Re: [R] Error in if (fraction <= 1) { : missing value where TRUE/FALSE needed

Avi Gross via R-help Fri, 28 Jan 2022 15:23:10 -0800


Javed,
Your explanation allows many other ways to look at the problem.

Some of them skip steps and get to the point faster. Of course, I do not know 
what exactly you mean by the "fairness object" other than guessing it does an 
evaluation of what you supply and lets you know if it is fair.

For something categorical like gender it used to be easy to use the table() 
function to show how many of each category you have. Of course, it now seems 
that old assumptions about two genders are being replaced by additional choices 
so it may literally be nonbinary.

Your code looked for 'T14' which gives no clue about purpose.

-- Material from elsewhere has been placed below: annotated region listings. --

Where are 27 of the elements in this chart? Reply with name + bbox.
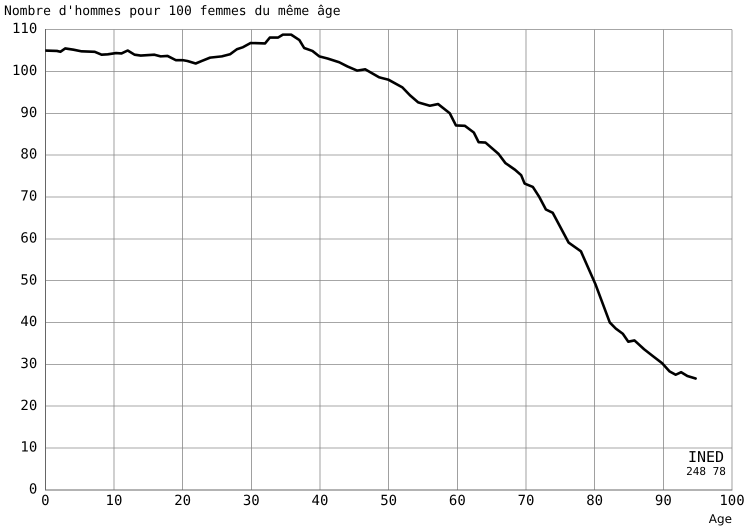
x-tick-label: 50 bbox=[380, 492, 398, 509]
y-tick-label: 30 bbox=[20, 356, 38, 372]
y-tick-label: 40 bbox=[20, 314, 38, 330]
y-tick-label: 50 bbox=[20, 272, 38, 288]
x-tick-label: 70 bbox=[518, 492, 534, 509]
annotation: INED bbox=[688, 448, 724, 466]
y-tick-label: 80 bbox=[20, 146, 38, 163]
chart-title: Nombre d'hommes pour 100 femmes du même âge bbox=[4, 4, 341, 20]
x-axis-title: Age bbox=[708, 512, 732, 526]
x-tick-label: 60 bbox=[448, 492, 466, 509]
y-tick-label: 90 bbox=[20, 104, 38, 121]
x-tick-label: 80 bbox=[586, 492, 604, 509]
annotation: 248 78 bbox=[686, 464, 726, 478]
x-tick-label: 10 bbox=[106, 492, 122, 509]
y-tick-label: 0 bbox=[28, 481, 38, 498]
x-tick-label: 20 bbox=[174, 492, 192, 509]
x-tick-label: 90 bbox=[654, 492, 672, 509]
y-tick-label: 10 bbox=[20, 440, 38, 456]
x-tick-label: 40 bbox=[312, 492, 328, 509]
y-tick-label: 100 bbox=[12, 63, 38, 80]
x-tick-label: 100 bbox=[719, 492, 745, 509]
x-tick-label: 0 bbox=[41, 492, 50, 509]
y-tick-label: 70 bbox=[20, 188, 38, 205]
y-tick-label: 110 bbox=[12, 21, 38, 38]
x-tick-label: 30 bbox=[242, 492, 260, 509]
y-tick-label: 20 bbox=[20, 398, 38, 414]
y-tick-label: 60 bbox=[20, 230, 38, 246]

Here is an 
example where I coded the words "male" and "female" in a small sample for 
illustration. You can leave the data as is and have it automatically count or 
take percentages and then extract whatever you want and use it to make 
decisions.

The darn HTML stripper this list uses makes showing code hard, so I have to 
disperse it with extra spacing.
Here is some data:
gender <- c("male", "female", "female", "male", "female", "female", "female")

I made it lopsided and you can see the counts easily enough with:

   tab.cnt <- table(gender)

The output is:
> tab.cnt
genderfemale   male      5      2 

You can of course get percentages using the table object:

   tab.prcnt <- prop.table(tab.cnt)

The output is:

> tab.prcnt
gender   female      male 0.7142857 0.2857143 
You can, of course, multiply the above by a hundred and use round() to trim it 
to fewer digits, but what you can do is extract the numbers to do things like a 
comparison:
Consider deciding that more than 60% females is too much:

if (tab.prcnt[["female"]] > 0.6)  print("too many women")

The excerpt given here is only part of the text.